Oh, so that’s why spaces make an error;

2020-01-27,IBM ,1 becomes 2020-01-27,IBM,1

Walter

thanks guys - spaces were the issue

I really like this feature. This is the top quartile of a blackrock ETF using one of the stock p123 ranking systems. The annualized return of the ETF is <10%


Aaron, it does not look as if this has been implemented yet?

What works now:
Sell on weekday= 5
Buy on weekday= 6

Georg, it looks like your data set doesn’t implement Walter’s approach. The data should have inserted on Saturday and Sunday in order for the data to be observed at the same time. For the date in question, it should either be on 2012-12-29 & 2012-12-30 to be observed on 2012-12-31 or on 2013-01-05 & 2013-01-06 to be observed on 2013-01-07.

An alternative approach would be to use a single date for each holding period (e.g. 2012-12-31) and import a “0’s” spreadsheet followed by a “1’s” spreadsheet, where the second import would overwrite the 0’s for the symbols which don’t drop out with 1’s. As always, the “0’s” data derived from the “1’s” data by shifting the dates forward by one holding period (without subtracting a day this time) and replacing the 1’s with 0’s.

Aaron, thank you for looking at this.

I checked and found that using Walter’s method and your rules:
Sell on weekday= 7 (Saturday)
Buy on weekday= 1 (Sunday)

gives identical returns to:
Sell on weekday= 5 (Thursday)
Buy on weekday= 6 (Friday)

Both rules result in trading on Monday.
That is good to know because I am getting excellent results by using the “piggy-back” strategy on various base funds with the excellent Ranking Systems from P123.

Also, it would help a lot when uploading a csv-file into a stock factor that the duplicate entries are automatically deleted while parsing the data.

P123 Team,
Stock Factors are a tool to import historic holdings of an ETF or other fund into P123 and use this in stock strategies.

The problem is that P123 only recognizes ticker symbols which are current and delisted symbols which are designated as TICKER^year when they became delisted.

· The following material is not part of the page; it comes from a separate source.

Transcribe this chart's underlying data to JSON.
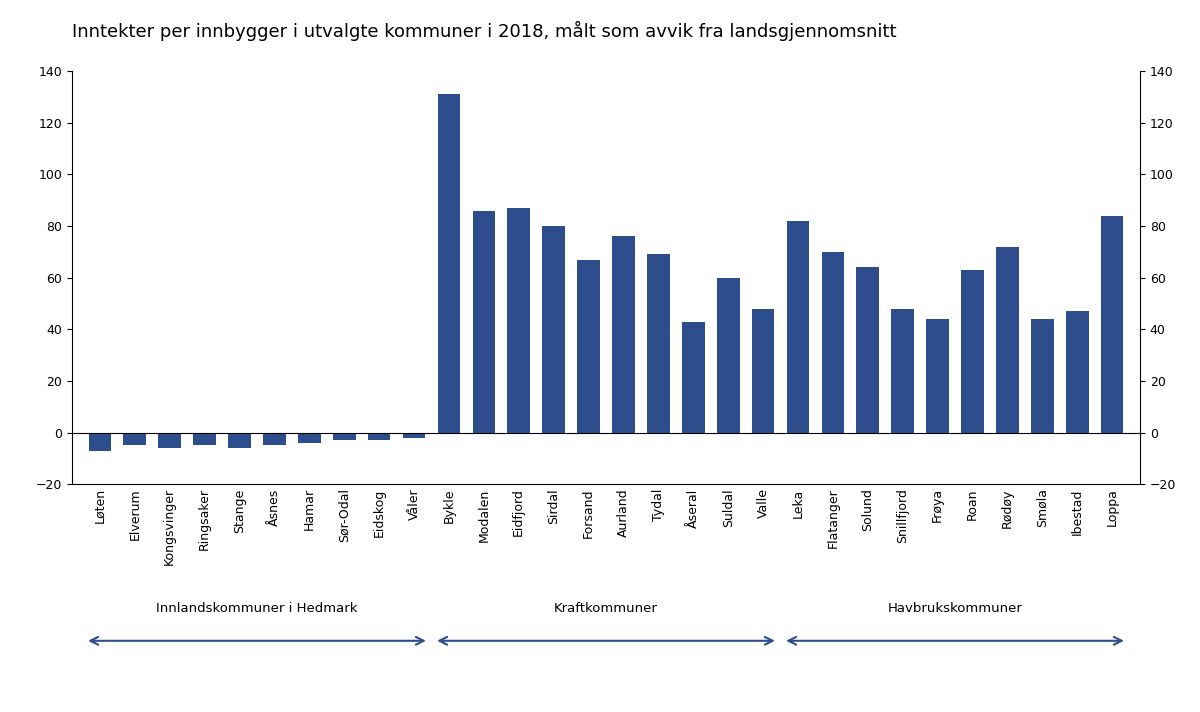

So when a delisted stock is in a CSV upload file without the appended “^year” one gets an error message “Security could not be mapped: TICKER”
Then one has to search for the year when this stock got delisted. I recently tried to upload a file and got over 100 such error messages. Now I have to find the ticker symbols that P123 recognizes for those stocks.

That is just too much work to make the Stock Factors useful. I suggest that P123 posts an excel file of all delisted stock symbols since 1999, together with the historic symbol under which the stock traded. This surely cannot be too difficult to do?

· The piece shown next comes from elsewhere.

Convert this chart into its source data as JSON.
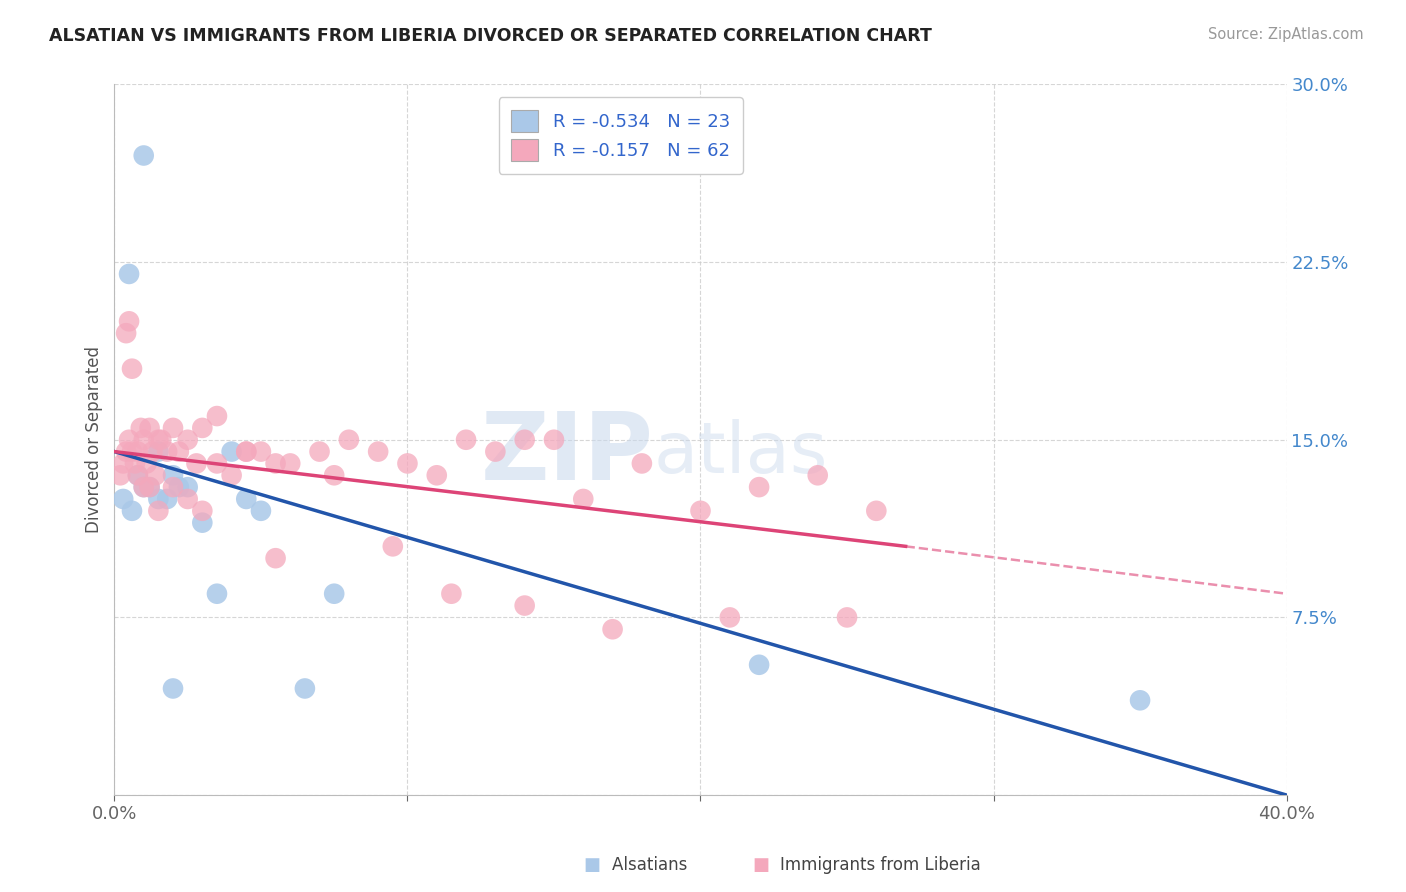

If we had such an excel file one could quickly do a VLOOKUP to find the correct symbol that P123 recognizes now.

Here is a list, good to Aug-06, which I found on the internet, but we need a listing to 2020.
https://web.archive.org/web/20120211024956/http://www.codehappy.net/charts/delisted_stocks.txt

Does this help? It’s a list of all delisted stocks along with their current symbols. Almost all the time the previous symbol will be in there if your lookup tool is smart enough.